Can someone help in regards to a problem with low efficiency of competent cell preparation?
I am using the CaCl2 method for competent cell preparation but recently I am facing low efficiency of transformation in new competent cells despite several tries. I always test them by doing transformation of approximately 1 ug of plasmid DNA that used to fill the plate but now I am only observing approximately 20 to 30 colonies each time!
CaCl transformation is always variable as you're working with a biological system. It could be any number of factors so you need to troubleshoot. Look at what you've changed recently. It could be the a new batch of media that you are using or the CaCl. Also, don't discount that it's your DNA that’s off and not your cells. If using a new plasmid prep it may have more salt in it which will affect it or too many freeze-thaw cycles. I'd start by preparing a new plasmid prep and changing your media used to grow the cells and the media used for the out-growth. Good luck!
While I agree the RuCl2 method is a bit better, you should still get excellent results from CaCl2 method, we use it often in my lab. The reasons I have seen that gives low transformation are: 1) strains (some E.coli strains just don't transform well); 2) cells harvested at the wrong density. It is important not to let the cultures overgrow; 3) cells not maintained on ice after CaCl2 treatment. Throughout the preparation of competent it is critical that the cells remain chilled, this includes using a refrigerated centrifuge; 4) harsh treatment, if you vortex the CaCl2 cells you kill many of them. Resuspend and mix gently.
Lithium Chloride method is the easiest, fastest and most efficient for transformation of plasmids less than 6kb. You just need 10 ml culture for 10 eppendorfs of comp cellls and requires only one centrifugation. Try out once.

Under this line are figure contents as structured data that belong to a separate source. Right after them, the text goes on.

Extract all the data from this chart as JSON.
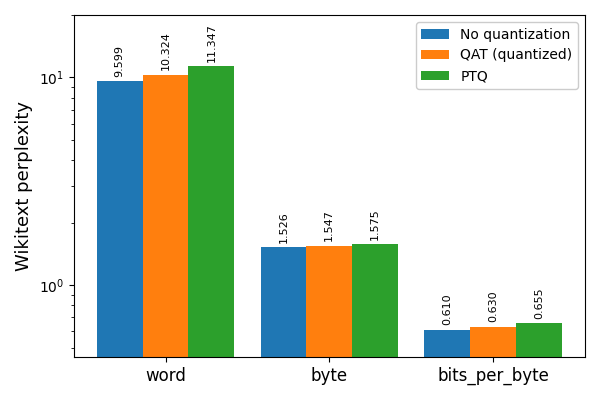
{
  "categories": [
    "word",
    "byte",
    "bits_per_byte"
  ],
  "series": [
    {
      "label": "No quantization",
      "color": "#1f77b4",
      "values": [
        9.599,
        1.526,
        0.61
      ]
    },
    {
      "label": "QAT (quantized)",
      "color": "#ff7f0e",
      "values": [
        10.324,
        1.547,
        0.63
      ]
    },
    {
      "label": "PTQ",
      "color": "#2ca02c",
      "values": [
        11.347,
        1.575,
        0.655
      ]
    }
  ],
  "ylabel": "Wikitext perplexity",
  "ylim": [
    0.45,
    20
  ],
  "bar_width": 0.28,
  "label_fontsize": 8,
  "axis_label_fontsize": 13
}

Thank you all. But I think the problem originate from the plasmid either, because its length is approximately 7kb which decreases the efficiency of transformation. Do you have any other suggestion for this particular problem?
a 7kb plasmid is not that large that it should be a problem. The efficiency will be a bit reduced but not dramatically so. Are you really using 1ug of plasmid? That is vast excess and might even be inhibitory, about 5ng is saturating in a typical transformation.

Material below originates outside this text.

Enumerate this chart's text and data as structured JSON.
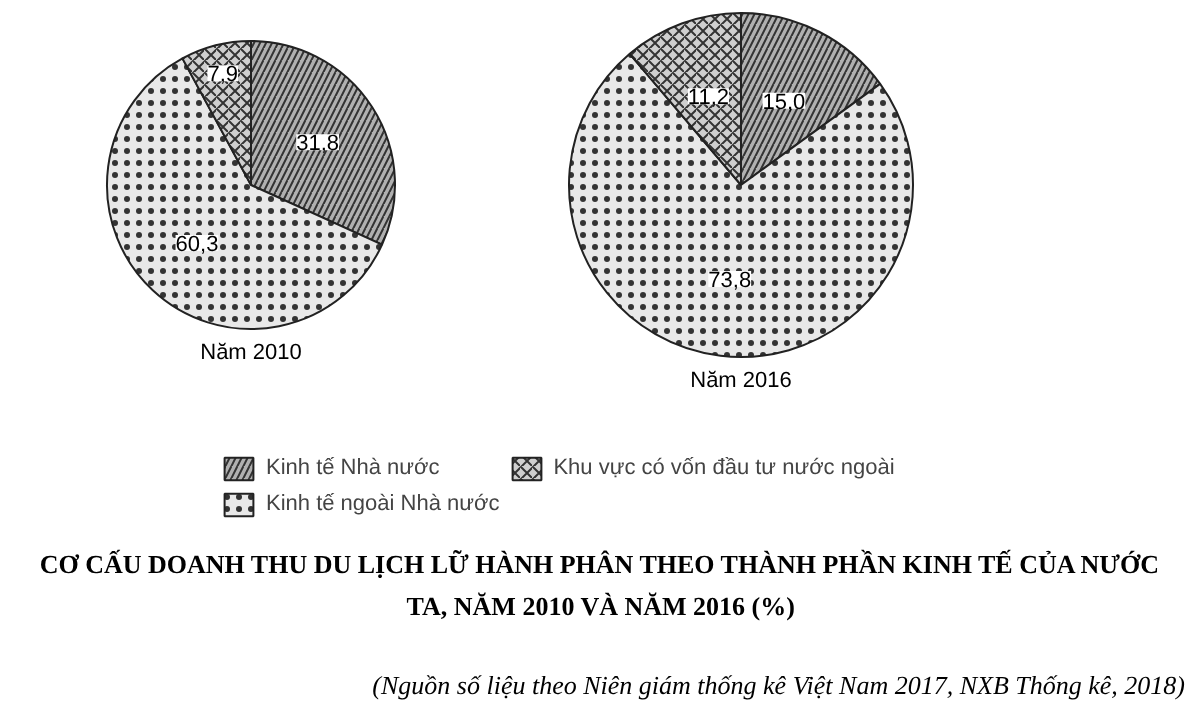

It might be somewhat lower but you should still get high efficiency. If your plasmid DNA is good and the cells are good then you should still get thousands to tens of thousands colonies if not more. What happens when you use a different plasmid as your control, that will tell you whether it is the cells or the plasmid.
Dr. Yashwant Singh Parmar University of Horticulture and Forestry
Sir why is so that when i am transforming with a confirmed plasmid i m getting pretty much colonies after transformation, but when i m using the ligated product i m not at all getting the colonies. Is it due to the ligation problem or what?

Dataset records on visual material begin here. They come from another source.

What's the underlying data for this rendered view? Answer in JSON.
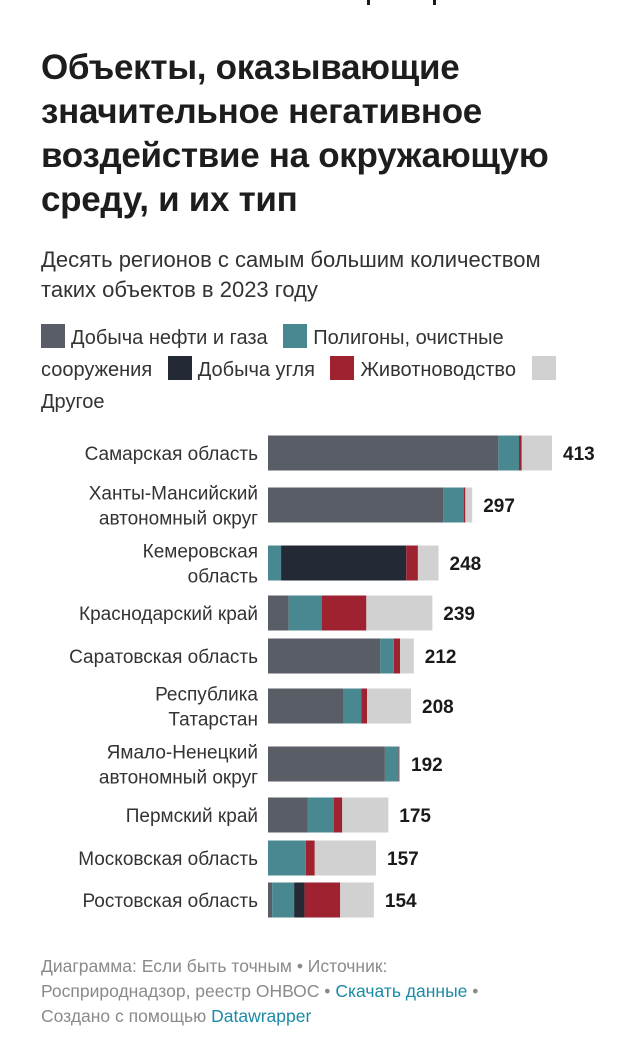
{
  "title": "Объекты, оказывающие значительное негативное воздействие на окружающую среду, и их тип",
  "subtitle": "Десять регионов с самым большим количеством таких объектов в 2023 году",
  "legend": [
    {
      "label": "Добыча нефти и газа",
      "color": "#595d66"
    },
    {
      "label": "Полигоны, очистные сооружения",
      "color": "#4a8891"
    },
    {
      "label": "Добыча угля",
      "color": "#232a36"
    },
    {
      "label": "Животноводство",
      "color": "#9e2230"
    },
    {
      "label": "Другое",
      "color": "#d1d1d1"
    }
  ],
  "chart_data": {
    "type": "bar",
    "orientation": "horizontal",
    "stacked": true,
    "categories": [
      "Самарская область",
      "Ханты-Мансийский автономный округ",
      "Кемеровская область",
      "Краснодарский край",
      "Саратовская область",
      "Республика Татарстан",
      "Ямало-Ненецкий автономный округ",
      "Пермский край",
      "Московская область",
      "Ростовская область"
    ],
    "category_lines": [
      [
        "Самарская область"
      ],
      [
        "Ханты-Мансийский",
        "автономный округ"
      ],
      [
        "Кемеровская",
        "область"
      ],
      [
        "Краснодарский край"
      ],
      [
        "Саратовская область"
      ],
      [
        "Республика",
        "Татарстан"
      ],
      [
        "Ямало-Ненецкий",
        "автономный округ"
      ],
      [
        "Пермский край"
      ],
      [
        "Московская область"
      ],
      [
        "Ростовская область"
      ]
    ],
    "series": [
      {
        "name": "Добыча нефти и газа",
        "color": "#595d66",
        "values": [
          335,
          255,
          0,
          30,
          163,
          110,
          170,
          58,
          0,
          6
        ]
      },
      {
        "name": "Полигоны, очистные сооружения",
        "color": "#4a8891",
        "values": [
          30,
          30,
          19,
          48,
          20,
          26,
          20,
          38,
          55,
          32
        ]
      },
      {
        "name": "Добыча угля",
        "color": "#232a36",
        "values": [
          0,
          0,
          182,
          0,
          0,
          0,
          0,
          0,
          0,
          15
        ]
      },
      {
        "name": "Животноводство",
        "color": "#9e2230",
        "values": [
          4,
          2,
          17,
          65,
          9,
          8,
          1,
          12,
          13,
          52
        ]
      },
      {
        "name": "Другое",
        "color": "#d1d1d1",
        "values": [
          44,
          10,
          30,
          96,
          20,
          64,
          1,
          67,
          89,
          49
        ]
      }
    ],
    "totals": [
      413,
      297,
      248,
      239,
      212,
      208,
      192,
      175,
      157,
      154
    ],
    "xlim": [
      0,
      413
    ],
    "grid": false,
    "legend_position": "top"
  },
  "footer": {
    "line1": "Диаграмма: Если быть точным • Источник:",
    "line2": "Росприроднадзор, реестр ОНВОС •",
    "download_link": "Скачать данные",
    "sep": "•",
    "created_with": "Создано с помощью",
    "datawrapper": "Datawrapper"
  }
}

I am having the same problem, i transformed my ligated plasmid to competent cells, but not getting my colonies at all, my competent cells are not very competitive i would like to have some idea of optimizing the transformation with lower competency cells...thanks a lot....
The problem is that ligation is itself quite inefficient for the most part, unless you really work hard to optimize all the conditions. Frequently you might only see a few hundred colonies after transformation of ligated DNA, and that is using highly competent cells. If your cells have 10-100 fold reduced efficiency then you might see almost no colonies. A lot of people make the mistake that when they do a control transformation with pure plasmid DNA, they see a few hundred colonies on the plate and think all is fine. However with pure uncut plasmid you should see thousands or ten's of thousands of colonies, the plate should be nearly covered with colonies.